There are two main sources for supply of capital in the U.S. economy, the first one is saving by every individuals and firms, and the second one is the inflow of financial capital from foreign investors. 
There are two main sources for demand for capital in the U.S. economy as well, the first one is private sector investment, and the second one is government borrowing.

Briefly explain how short-term movements in the business cycle affect the trade balance. (1 point)

In the short-term, when there is a recession or upswing, it could affect the trade balance.  In a recession, it makes a trade deficit smaller, or trade surplus bigger.  In an upswing, it is opposite, it make a trade deficit larger, or a trade surplus smaller. 

Briefly contrast a nation’s level of trade with its balance of trade and identify three factors that strongly influence a nation’s level of trade. (1 point)

A country could have a high level of trade, but still with a near-balance between exports and imports, since a high level of trade means that a large percentage of the nation’s production is exported.  A country’s trade could also have a low portion of GDP, but with a huge gap between its exports and imports. 

Identify and list from greatest to smallest the main budget categories for the US federal government. (1 point)
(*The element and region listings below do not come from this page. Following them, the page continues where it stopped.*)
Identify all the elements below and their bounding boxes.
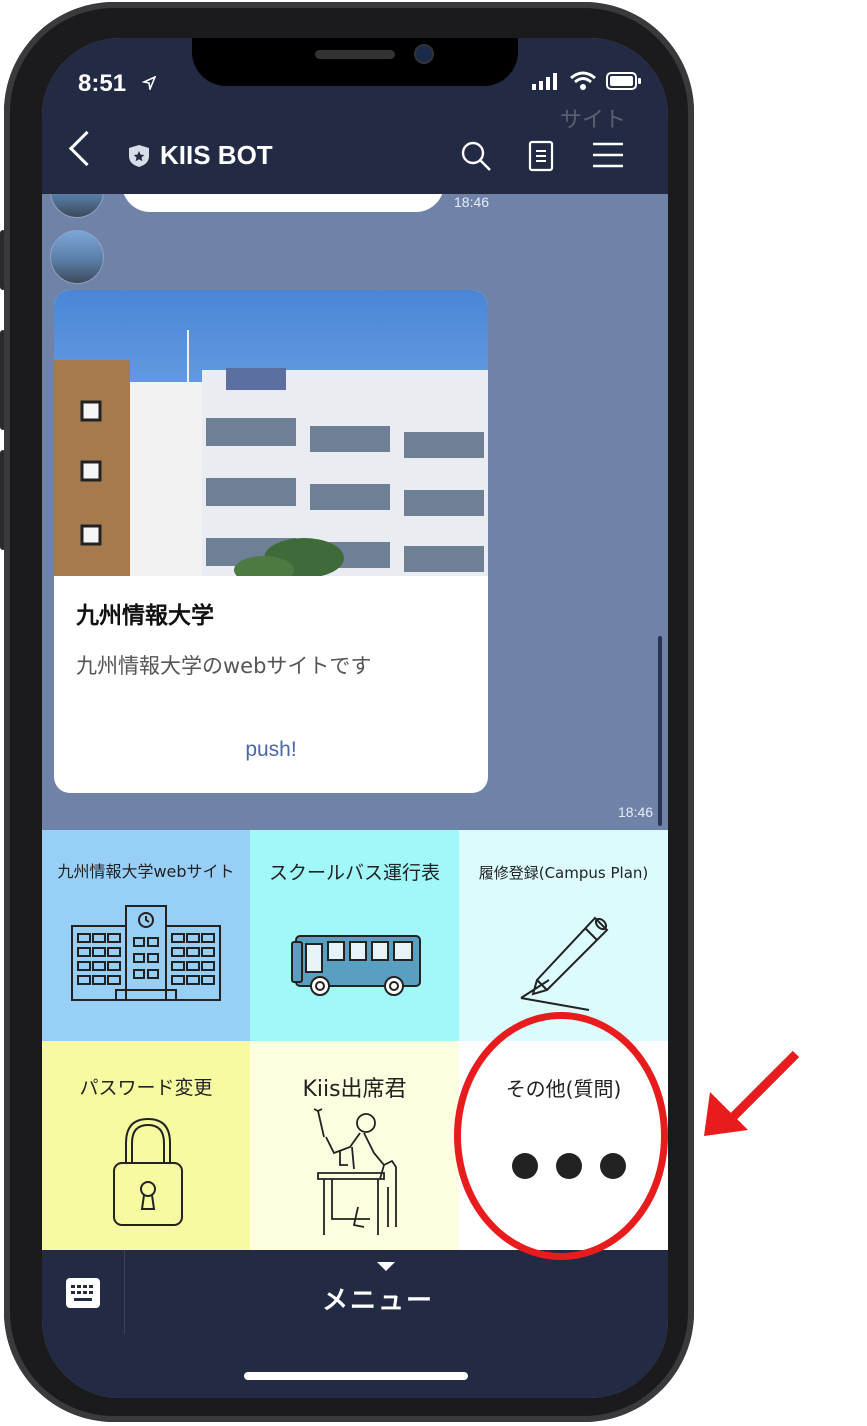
chat-title: KIIS BOT [160, 140, 273, 170]
header-ghost-text: サイト [560, 108, 627, 133]
card-push-button[interactable]: push! [54, 738, 488, 762]
menu-toggle-caret-icon[interactable] [377, 1262, 395, 1271]
menu-item-label: パスワード変更 [79, 1077, 213, 1099]
card-timestamp: 18:46 [618, 804, 654, 820]
keyboard-icon[interactable] [66, 1278, 100, 1308]
message-timestamp: 18:46 [454, 194, 490, 210]
menu-item-school-bus[interactable]: スクールバス運行表 [250, 830, 459, 1041]
school-building-icon [71, 905, 221, 1001]
pointer-arrow-icon [704, 1050, 800, 1136]
back-chevron-icon[interactable] [68, 130, 105, 167]
cellular-signal-icon [532, 73, 557, 90]
flex-message-card[interactable]: 九州情報大学 九州情報大学のwebサイトです push! [54, 290, 488, 793]
chat-scrollbar[interactable] [658, 636, 662, 826]
menu-item-label: スクールバス運行表 [268, 862, 440, 884]
student-at-desk-icon [313, 1108, 397, 1235]
chat-header: サイト KIIS BOT [42, 108, 668, 194]
bus-icon [291, 935, 421, 996]
pencil-icon [520, 916, 609, 1011]
battery-icon [606, 72, 641, 90]
wifi-icon [570, 71, 596, 90]
front-camera [414, 44, 434, 64]
bottom-bar: メニュー [42, 1250, 668, 1398]
home-indicator[interactable] [244, 1372, 468, 1380]
notch [192, 38, 518, 86]
menu-item-label: 九州情報大学webサイト [57, 862, 235, 881]
menu-item-course-registration[interactable]: 履修登録(Campus Plan) [459, 830, 668, 1041]
padlock-icon [113, 1117, 183, 1226]
chat-area[interactable]: サイト を検知しました。 18:46 [42, 154, 668, 830]
hamburger-menu-icon[interactable] [592, 140, 624, 170]
menu-item-attendance[interactable]: Kiis出席君 [250, 1041, 459, 1250]
speaker [315, 50, 395, 59]
card-title: 九州情報大学 [76, 603, 214, 629]
bottom-bar-divider [124, 1250, 125, 1334]
status-time: 8:51 [78, 70, 127, 97]
location-arrow-icon [142, 76, 156, 90]
highlight-circle [454, 1012, 668, 1260]
menu-toggle-button[interactable]: メニュー [322, 1280, 434, 1317]
notes-icon[interactable] [528, 140, 554, 172]
university-building-photo [54, 290, 488, 576]
menu-item-university-website[interactable]: 九州情報大学webサイト [42, 830, 250, 1041]
card-description: 九州情報大学のwebサイトです [76, 654, 372, 678]
menu-item-label: 履修登録(Campus Plan) [478, 864, 649, 882]
bot-avatar [50, 230, 104, 284]
search-icon[interactable] [460, 140, 492, 172]
menu-item-password-change[interactable]: パスワード変更 [42, 1041, 250, 1250]
official-shield-icon [129, 145, 149, 167]
menu-item-label: Kiis出席君 [302, 1077, 407, 1102]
Other spending > Health care > Social security > National defense > Interest payments > Education 

Write out the equation for the demand and supply of loanable funds in equilibrium. Use this equation to briefly describe how changes in government budgets can affect the trade balance. Include any assumptions you make about the other components of the demand and supply of savings. (2 points)

Equation: S + DH + BM +DI = I + DS + H      ( (S – DS) + BM = I – DI = H – DH )
(S: Savings; DH: Dishoarding; DI: Disinvestment; I: Demand; H: Hoarding; DS:Dissaving (negative balance on savings))
The supply loanable funds is the amount of national savings, which is the total income of the country.  It is calculated by deducting consumption and gov. purchases.  The demand for loanable funds is the level of investment in the country’s economy.  The equilibrium between supply and demand determine the market interest rate. 

Explain the difference between a progressive tax, a proportional tax, and a regressive tax. (1 point)

A progressive tax is a tax has larger portion of income from high-income people than low-income people. 
A proportional tax is a tax has the same percentage from all different level of income groups. 
Regressive tax is a tax has larger percentage of income from low-income people than high-income people.